The study of 20 cities in England reveals an average difference of over £12,000 between a 10 per cent and 15 per cent first-time buyer deposit based on the current average asking price of £241,891.

There is a difference of over £58,000 between the biggest and smallest 15 per cent deposits required in cities in England, with the biggest needed in London and the smallest needed in Bradford.

Despite the seven week pause in the market, asking prices of all typical first-timer buyer property currently listed have generally held up, and are two per cent higher in England than this time last year in this sector.

There is currently £60 billion worth of property in this first-time buyer sector on Rightmove, including those that currently have a sale agreed and now hope to continue through the conveyancing process to completion.

In five out of the 20 cities asking prices are slightly cheaper than in 2019.

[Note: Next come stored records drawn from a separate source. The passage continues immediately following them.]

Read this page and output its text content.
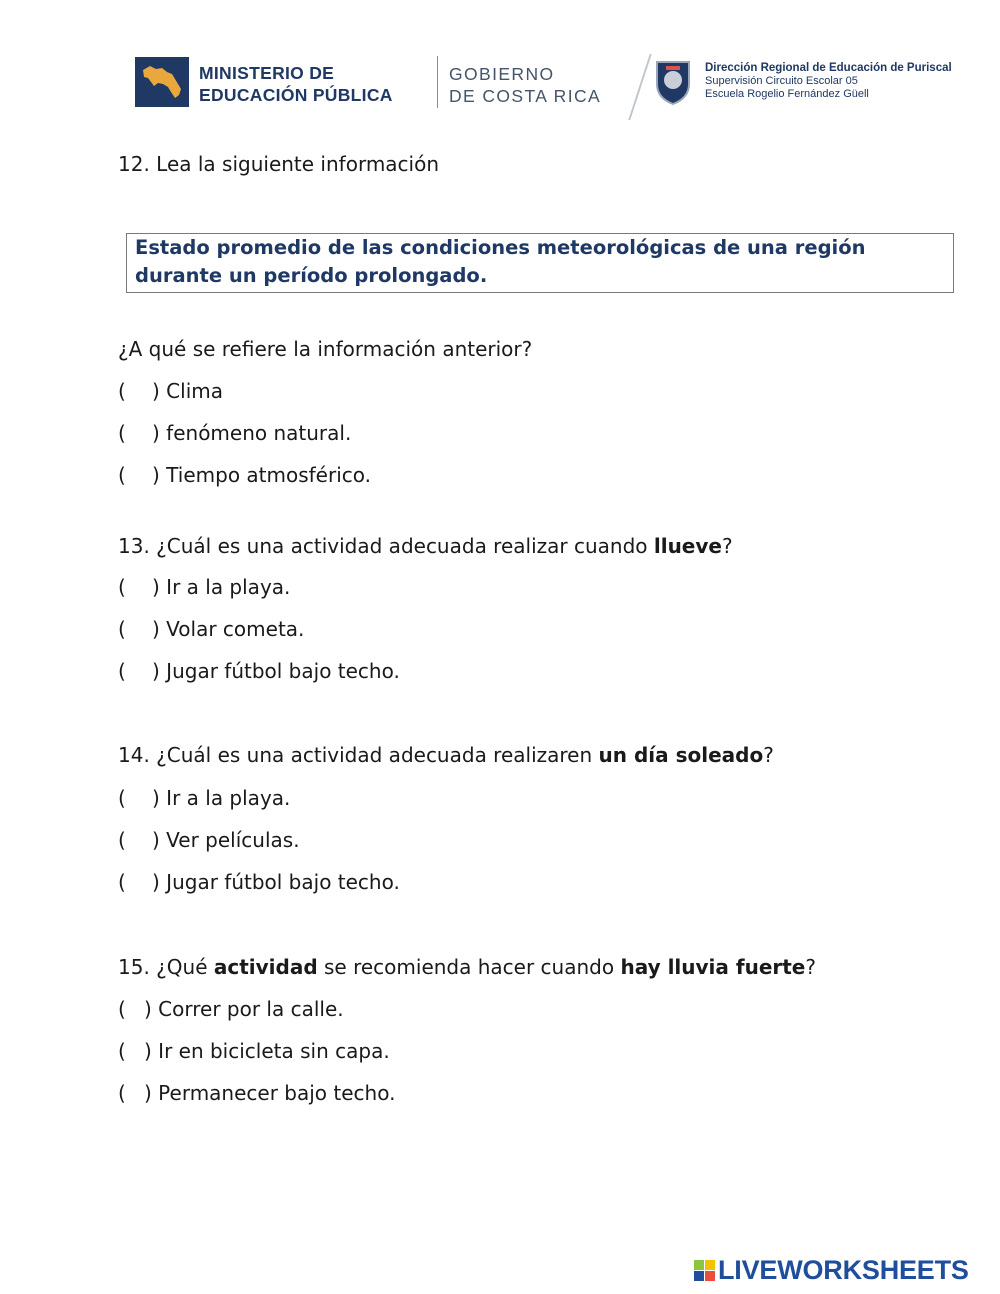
MINISTERIO DE
EDUCACIÓN PÚBLICA
GOBIERNO
DE COSTA RICA
Dirección Regional de Educación de Puriscal
Supervisión Circuito Escolar 05
Escuela Rogelio Fernández Güell
12. Lea la siguiente información
Estado promedio de las condiciones meteorológicas de una región durante un período prolongado.
¿A qué se refiere la información anterior?
( ) Clima
( ) fenómeno natural.
( ) Tiempo atmosférico.
13. ¿Cuál es una actividad adecuada realizar cuando llueve?
( ) Ir a la playa.
( ) Volar cometa.
( ) Jugar fútbol bajo techo.
14. ¿Cuál es una actividad adecuada realizaren un día soleado?
( ) Ir a la playa.
( ) Ver películas.
( ) Jugar fútbol bajo techo.
15. ¿Qué actividad se recomienda hacer cuando hay lluvia fuerte?
( ) Correr por la calle.
( ) Ir en bicicleta sin capa.
( ) Permanecer bajo techo.
LIVEWORKSHEETS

“Many first-time buyers looking to grab a bargain right now may find they’re disappointed, as on the whole asking prices of all first-time buyer properties up for sale have been holding up. There will of course be some sellers who need to sell quickly and may be willing to negotiate on price so it’s worth asking your local agent if there’s any with this predicament if you do now need to lower your budget. However, where demand is outstripping supply and it’s an attractive property in a desirable location then an offer closer to the asking price will have a better chance of being accepted” says Rightmove’s commercial director and housing market analyst Miles Shipside.

“If a property is over-priced it’s usually pretty obvious by looking at similar properties up for sale on Rightmove in the same area, or by using sold prices to find out how much properties nearby sold for recently, so this should help prospective buyers feel more confident that they know how much they should be offering” he continues.

“If lenders are able to offer more attractive lower deposit mortgages it would help sustain the recovery in activity. If it can be done responsibly, with strict affordability criteria, then a return to more mortgage offers of 90 per cent loan-to-value, or even 95 per cent could make a huge difference to someone having enough money now for a deposit or having to save up for another few years. First-time-buyers will be keeping a close eye on how lenders deals unfold.”